The University of Washington rowing crew, gold-medal winners in the 1936 Olympic Games, practice on Seattle's Lake Union near Dunn Lumber's yard. Dunn has produced a new documentary about that team.
From "Us Against the World" The University of Washington rowing crew, gold-medal winners in the 1936 Olympic Games, practice on Seattle's Lake Union near Dunn Lumber's yard. Dunn has produced a new documentary about that team.

Dunn Lumber president Mike Dunn has added a title that's extremely rare among LBM executives: film producer.

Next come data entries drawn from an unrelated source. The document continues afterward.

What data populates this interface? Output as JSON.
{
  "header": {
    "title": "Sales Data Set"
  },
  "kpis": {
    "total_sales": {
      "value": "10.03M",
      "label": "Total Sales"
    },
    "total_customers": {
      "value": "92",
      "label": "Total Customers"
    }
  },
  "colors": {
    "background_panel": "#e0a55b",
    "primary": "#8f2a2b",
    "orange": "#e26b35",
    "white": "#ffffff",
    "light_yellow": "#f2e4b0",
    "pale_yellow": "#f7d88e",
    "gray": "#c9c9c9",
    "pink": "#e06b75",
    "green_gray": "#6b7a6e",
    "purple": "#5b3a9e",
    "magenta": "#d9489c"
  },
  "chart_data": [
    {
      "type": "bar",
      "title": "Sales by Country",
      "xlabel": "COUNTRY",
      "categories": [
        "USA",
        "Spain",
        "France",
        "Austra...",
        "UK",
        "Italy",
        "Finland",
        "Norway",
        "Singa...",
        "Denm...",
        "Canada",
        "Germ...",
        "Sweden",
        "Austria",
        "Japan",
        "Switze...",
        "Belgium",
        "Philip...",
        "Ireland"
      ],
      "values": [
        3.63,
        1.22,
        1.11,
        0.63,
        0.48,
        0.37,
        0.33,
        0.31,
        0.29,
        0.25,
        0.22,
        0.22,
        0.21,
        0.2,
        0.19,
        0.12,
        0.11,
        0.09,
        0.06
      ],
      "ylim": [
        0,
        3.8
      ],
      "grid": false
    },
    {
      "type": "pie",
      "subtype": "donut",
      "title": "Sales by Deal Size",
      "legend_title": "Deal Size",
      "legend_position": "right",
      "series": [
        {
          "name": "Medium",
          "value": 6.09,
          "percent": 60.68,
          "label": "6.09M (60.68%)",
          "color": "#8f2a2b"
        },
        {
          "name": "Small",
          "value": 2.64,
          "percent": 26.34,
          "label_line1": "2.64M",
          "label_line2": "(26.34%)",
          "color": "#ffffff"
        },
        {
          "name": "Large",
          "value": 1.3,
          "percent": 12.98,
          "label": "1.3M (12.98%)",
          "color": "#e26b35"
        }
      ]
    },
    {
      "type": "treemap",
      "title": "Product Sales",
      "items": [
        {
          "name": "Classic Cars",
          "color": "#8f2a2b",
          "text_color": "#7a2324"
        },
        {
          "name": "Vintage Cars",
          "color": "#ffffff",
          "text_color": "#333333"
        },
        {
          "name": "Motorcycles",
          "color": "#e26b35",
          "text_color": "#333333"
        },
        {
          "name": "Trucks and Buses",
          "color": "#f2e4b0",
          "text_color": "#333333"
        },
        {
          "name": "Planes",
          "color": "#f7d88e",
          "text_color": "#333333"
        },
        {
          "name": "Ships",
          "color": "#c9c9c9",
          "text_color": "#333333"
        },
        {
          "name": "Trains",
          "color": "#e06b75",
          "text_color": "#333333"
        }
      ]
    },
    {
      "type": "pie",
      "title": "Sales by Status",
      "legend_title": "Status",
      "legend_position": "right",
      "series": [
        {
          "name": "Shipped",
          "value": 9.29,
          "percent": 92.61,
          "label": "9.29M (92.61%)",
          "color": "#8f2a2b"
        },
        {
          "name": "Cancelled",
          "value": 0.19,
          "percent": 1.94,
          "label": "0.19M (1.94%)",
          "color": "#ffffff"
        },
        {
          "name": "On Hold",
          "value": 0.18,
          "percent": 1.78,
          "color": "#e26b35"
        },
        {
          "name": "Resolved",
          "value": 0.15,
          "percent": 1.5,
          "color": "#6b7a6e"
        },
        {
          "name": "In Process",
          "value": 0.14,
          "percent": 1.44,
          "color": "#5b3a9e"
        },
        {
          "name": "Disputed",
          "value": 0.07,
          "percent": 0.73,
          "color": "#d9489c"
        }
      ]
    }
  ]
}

Dunn was the executive producer and driving force behind Us Against the World, a short documentary about the rowing team from the University of Washington that won gold in the 1936 Olympic Games in Berlin. The documentary focuses on team member Joe Rantz, whose granddaughter Jennifer Hoffman has won fame as a rower and who, with Dunn Lumber's support, has spearheaded construction of a local boathouse.

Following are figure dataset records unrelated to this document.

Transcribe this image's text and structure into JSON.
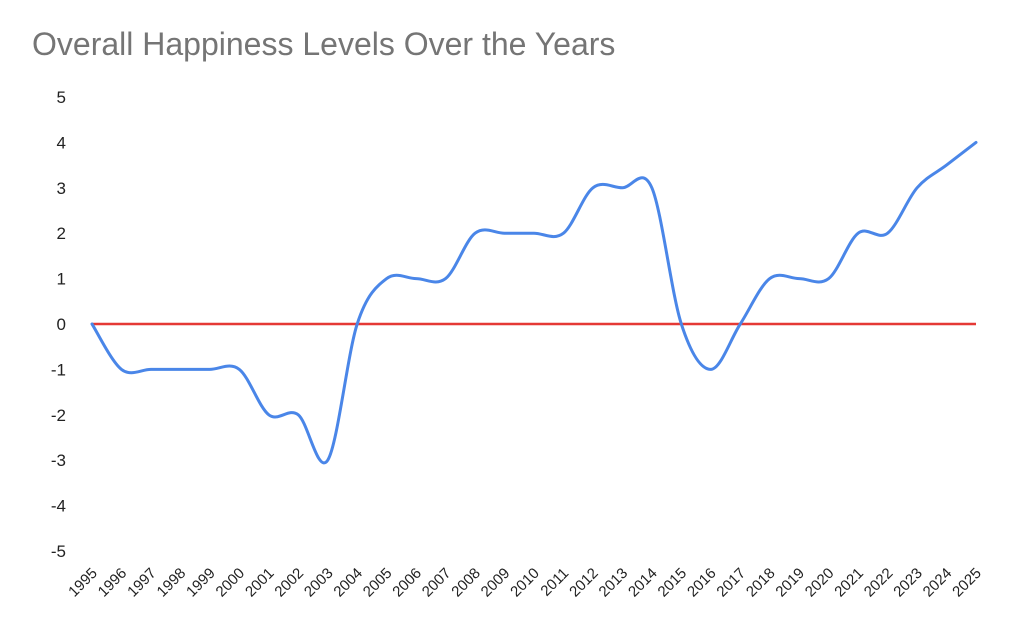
{
  "chart_data": {
    "type": "line",
    "title": "Overall Happiness Levels Over the Years",
    "xlabel": "",
    "ylabel": "",
    "ylim": [
      -5,
      5
    ],
    "yticks": [
      "5",
      "4",
      "3",
      "2",
      "1",
      "0",
      "-1",
      "-2",
      "-3",
      "-4",
      "-5"
    ],
    "grid": false,
    "legend": "none",
    "categories": [
      "1995",
      "1996",
      "1997",
      "1998",
      "1999",
      "2000",
      "2001",
      "2002",
      "2003",
      "2004",
      "2005",
      "2006",
      "2007",
      "2008",
      "2009",
      "2010",
      "2011",
      "2012",
      "2013",
      "2014",
      "2015",
      "2016",
      "2017",
      "2018",
      "2019",
      "2020",
      "2021",
      "2022",
      "2023",
      "2024",
      "2025"
    ],
    "series": [
      {
        "color": "#4a86e8",
        "smooth": true,
        "values": [
          0,
          -1,
          -1,
          -1,
          -1,
          -1,
          -2,
          -2,
          -3,
          0,
          1,
          1,
          1,
          2,
          2,
          2,
          2,
          3,
          3,
          3,
          0,
          -1,
          0,
          1,
          1,
          1,
          2,
          2,
          3,
          3.5,
          4
        ]
      }
    ],
    "reference_line": {
      "value": 0,
      "color": "#e53935"
    }
  }
}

Hoffman narrates the film, which premiered earlier this month at the Seattle International Film Festival and can be seen online at usagainst.org.

Dunn Lumber has special connections to rowing. It has had a yard since 1930 on Seattle's Lake Union, where generations of University of Washington crews trained. Dunn Lumber signs can be seen in the background in films showing the 1936 team.

The connections go even deeper. Charles Dunn, the second generation of the family to lead Dunn Lumber, was a member of the 1923 Husky crew that became the first West Coast team to win a national championship. Dunn Lumber also has produced a video on Charles Dunn and that achievement.